This contribution in regards to the Harmonious Pythagorean Tetrahedra conjecture: PYTHAGOREAN THEOREM GENERALIZATION as CONSEQUENCE of THREE-DIMENSIONS
My great appreciation to Walter Trump for his assistance on this topic as the trees often obscure the forest. Equally the same to William Walkington for facilitating our interaction. Mr. Walkington’s post “Magic Triangular Pyramids” found on his blog “Magic Squares, Spheres and Tori” provided motivation to seek a clearer understand of the degenerate pyramidal limits which Mr. Trump so graciously was able to provide. Please visit William’s blog for some exceedingly thought provoking content.
The 3 construction cylinders intersect with the x-y-plane in 3 pairs of parallel straight lines.
The pyramid degenerates if 3 of these lines intersect in one point (D).
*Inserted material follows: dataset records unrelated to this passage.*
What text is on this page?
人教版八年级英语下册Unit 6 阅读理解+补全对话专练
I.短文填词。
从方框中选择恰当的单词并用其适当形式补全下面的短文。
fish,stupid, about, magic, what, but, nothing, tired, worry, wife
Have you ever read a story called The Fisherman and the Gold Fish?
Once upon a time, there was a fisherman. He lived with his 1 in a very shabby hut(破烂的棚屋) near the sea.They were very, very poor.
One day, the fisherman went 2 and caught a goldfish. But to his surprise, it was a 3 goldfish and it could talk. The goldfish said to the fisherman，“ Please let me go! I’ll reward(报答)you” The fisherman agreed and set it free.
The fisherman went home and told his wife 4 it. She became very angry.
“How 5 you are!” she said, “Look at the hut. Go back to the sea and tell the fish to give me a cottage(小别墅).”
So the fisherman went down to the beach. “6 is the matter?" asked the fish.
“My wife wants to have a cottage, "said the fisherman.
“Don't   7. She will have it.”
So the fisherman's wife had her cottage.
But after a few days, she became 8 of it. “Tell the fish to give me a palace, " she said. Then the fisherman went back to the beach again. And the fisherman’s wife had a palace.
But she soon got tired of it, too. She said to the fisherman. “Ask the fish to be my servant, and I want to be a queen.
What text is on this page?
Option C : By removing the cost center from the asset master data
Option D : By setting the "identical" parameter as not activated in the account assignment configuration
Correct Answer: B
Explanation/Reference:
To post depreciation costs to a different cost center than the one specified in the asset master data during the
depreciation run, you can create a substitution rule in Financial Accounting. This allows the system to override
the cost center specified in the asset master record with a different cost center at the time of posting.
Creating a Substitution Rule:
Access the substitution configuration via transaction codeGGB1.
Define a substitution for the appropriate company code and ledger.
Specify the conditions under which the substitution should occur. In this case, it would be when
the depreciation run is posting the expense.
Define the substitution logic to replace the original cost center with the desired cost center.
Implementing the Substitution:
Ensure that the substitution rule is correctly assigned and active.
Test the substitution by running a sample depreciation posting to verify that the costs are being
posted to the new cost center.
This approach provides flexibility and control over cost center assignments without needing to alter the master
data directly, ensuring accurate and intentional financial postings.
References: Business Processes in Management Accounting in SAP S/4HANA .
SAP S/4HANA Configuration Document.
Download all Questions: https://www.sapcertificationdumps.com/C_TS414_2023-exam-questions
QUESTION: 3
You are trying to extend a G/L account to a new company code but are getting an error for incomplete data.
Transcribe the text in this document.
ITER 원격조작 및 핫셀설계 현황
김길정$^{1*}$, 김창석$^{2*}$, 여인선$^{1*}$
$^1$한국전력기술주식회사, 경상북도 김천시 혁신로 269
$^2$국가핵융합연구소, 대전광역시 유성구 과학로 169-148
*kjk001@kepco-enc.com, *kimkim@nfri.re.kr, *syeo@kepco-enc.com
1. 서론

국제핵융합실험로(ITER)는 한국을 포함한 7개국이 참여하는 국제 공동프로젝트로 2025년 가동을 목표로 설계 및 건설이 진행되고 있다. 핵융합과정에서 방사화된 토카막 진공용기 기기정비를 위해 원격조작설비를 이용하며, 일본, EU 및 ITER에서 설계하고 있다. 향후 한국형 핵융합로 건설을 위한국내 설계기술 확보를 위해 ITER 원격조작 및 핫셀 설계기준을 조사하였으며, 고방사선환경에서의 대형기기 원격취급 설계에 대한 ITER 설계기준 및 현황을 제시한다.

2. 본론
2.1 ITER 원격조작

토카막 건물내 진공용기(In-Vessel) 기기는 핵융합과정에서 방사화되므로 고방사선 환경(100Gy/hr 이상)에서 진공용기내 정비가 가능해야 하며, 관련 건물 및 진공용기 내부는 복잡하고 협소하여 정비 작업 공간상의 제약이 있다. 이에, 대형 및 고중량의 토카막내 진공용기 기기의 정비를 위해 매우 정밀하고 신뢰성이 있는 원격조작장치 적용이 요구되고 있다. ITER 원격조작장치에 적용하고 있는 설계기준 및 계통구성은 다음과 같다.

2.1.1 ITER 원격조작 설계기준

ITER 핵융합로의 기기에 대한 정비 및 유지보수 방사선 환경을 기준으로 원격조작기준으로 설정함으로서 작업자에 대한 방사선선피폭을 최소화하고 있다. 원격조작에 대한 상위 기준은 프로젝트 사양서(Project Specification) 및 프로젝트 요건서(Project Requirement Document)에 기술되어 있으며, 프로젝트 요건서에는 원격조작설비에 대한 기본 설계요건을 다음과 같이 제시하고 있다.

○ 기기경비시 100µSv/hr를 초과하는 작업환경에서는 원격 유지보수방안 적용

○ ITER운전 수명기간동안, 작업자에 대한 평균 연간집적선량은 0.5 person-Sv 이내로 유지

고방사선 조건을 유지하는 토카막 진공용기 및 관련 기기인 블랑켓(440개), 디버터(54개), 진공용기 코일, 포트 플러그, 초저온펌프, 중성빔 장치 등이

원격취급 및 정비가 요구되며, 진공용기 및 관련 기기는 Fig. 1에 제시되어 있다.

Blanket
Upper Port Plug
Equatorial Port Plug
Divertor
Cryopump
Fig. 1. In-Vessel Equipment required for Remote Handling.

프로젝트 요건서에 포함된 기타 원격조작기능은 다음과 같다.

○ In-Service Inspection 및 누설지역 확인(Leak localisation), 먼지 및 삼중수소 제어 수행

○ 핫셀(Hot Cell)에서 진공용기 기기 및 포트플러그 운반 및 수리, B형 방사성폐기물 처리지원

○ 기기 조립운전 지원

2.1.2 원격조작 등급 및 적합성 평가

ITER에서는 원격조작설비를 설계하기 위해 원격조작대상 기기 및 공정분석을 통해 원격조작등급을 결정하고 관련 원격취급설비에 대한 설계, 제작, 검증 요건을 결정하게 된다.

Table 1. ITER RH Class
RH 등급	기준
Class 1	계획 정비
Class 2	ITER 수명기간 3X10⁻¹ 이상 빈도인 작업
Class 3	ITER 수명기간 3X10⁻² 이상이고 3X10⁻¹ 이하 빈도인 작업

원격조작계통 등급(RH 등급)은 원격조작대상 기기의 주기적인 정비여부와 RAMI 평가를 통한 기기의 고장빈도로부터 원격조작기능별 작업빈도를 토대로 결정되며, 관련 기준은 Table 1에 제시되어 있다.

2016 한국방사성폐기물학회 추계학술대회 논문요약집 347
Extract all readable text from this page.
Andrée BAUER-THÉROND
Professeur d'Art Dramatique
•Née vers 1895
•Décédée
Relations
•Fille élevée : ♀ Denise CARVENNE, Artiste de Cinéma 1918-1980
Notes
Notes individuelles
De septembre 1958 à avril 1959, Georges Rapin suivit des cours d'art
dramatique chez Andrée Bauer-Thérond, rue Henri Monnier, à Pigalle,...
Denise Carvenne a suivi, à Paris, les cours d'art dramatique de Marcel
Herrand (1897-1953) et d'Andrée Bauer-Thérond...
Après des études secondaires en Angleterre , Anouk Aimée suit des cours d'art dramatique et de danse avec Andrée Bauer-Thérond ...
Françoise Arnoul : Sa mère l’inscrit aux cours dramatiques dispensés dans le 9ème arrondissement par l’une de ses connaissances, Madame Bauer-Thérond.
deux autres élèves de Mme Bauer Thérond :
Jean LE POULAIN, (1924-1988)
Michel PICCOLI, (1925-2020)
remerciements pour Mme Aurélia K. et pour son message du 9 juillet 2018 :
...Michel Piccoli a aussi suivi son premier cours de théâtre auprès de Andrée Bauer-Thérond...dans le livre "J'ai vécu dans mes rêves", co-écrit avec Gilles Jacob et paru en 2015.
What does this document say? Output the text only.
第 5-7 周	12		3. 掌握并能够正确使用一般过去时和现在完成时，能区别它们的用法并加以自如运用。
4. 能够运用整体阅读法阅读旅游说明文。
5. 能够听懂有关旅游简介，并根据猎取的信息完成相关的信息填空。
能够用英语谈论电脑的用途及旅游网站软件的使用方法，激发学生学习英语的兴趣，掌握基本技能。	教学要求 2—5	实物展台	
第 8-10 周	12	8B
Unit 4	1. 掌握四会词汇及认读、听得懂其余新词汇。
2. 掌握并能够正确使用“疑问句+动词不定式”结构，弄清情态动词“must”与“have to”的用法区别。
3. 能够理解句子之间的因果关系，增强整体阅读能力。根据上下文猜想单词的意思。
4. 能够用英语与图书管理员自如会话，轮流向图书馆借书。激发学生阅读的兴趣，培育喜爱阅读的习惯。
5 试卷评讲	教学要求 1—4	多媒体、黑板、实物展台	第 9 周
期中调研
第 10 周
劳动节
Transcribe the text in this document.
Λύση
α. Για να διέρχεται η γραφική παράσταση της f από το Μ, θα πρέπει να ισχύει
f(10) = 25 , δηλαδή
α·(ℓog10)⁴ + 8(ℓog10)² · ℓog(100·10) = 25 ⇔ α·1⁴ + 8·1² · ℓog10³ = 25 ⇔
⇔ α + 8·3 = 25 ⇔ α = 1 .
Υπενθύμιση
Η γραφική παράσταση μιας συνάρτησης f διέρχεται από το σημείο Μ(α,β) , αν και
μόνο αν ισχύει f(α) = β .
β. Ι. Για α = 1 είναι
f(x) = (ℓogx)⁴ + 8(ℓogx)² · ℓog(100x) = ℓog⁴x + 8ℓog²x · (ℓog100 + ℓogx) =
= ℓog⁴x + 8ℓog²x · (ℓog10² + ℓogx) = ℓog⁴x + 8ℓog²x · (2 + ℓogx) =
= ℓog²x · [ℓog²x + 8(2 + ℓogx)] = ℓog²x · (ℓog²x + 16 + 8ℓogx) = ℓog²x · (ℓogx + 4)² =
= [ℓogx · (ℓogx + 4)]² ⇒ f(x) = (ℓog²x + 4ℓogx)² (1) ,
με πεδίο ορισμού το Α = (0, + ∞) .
See graphic.
Base right triangle: ABC with c = AB, b = AC, a = BC and a < b.
Coordinates: C(0, 0), A(b, 0), B(0, a)
Cylinder radius: 2c, 2b, 2a
F is a point on the orange line with BF ⊥ BA.
G is the intersection of the orange line with the y-axis.
The triangles BFG, BFH and FGH are similar to the triangle ABC.
BF = 2c
FH : BF = a : c ⇒ FH : 2c = a : c ⇒ FH = 2a ⇒ F lays on the left green line
BG : BF = c : b ⇒ BG : 2c = c : b ⇒ BG = 2c² / b
CG = BG – BC = 2c² / b – a ⇒ G( 0 , – 2c² / b + a )
Equation of the orange line through G: y = (– a/b) × x – 2c² / b + a
This line intersects with the green line x = 2a and the blue line y = –2b exactly if
–2b = (– a/b) × 2a – 2c² / b + a
–2b – a = – 2a²/ b – 2c² / b
2b + a = 2a²/ b + 2c² / b
2b² + ab = 2a² + 2c²
2b² + ab = 2a² + 2a² + 2b²
ab = 4a²
b = 4a
Thus the pyramid degenerates if b = 4a (or a = 4b).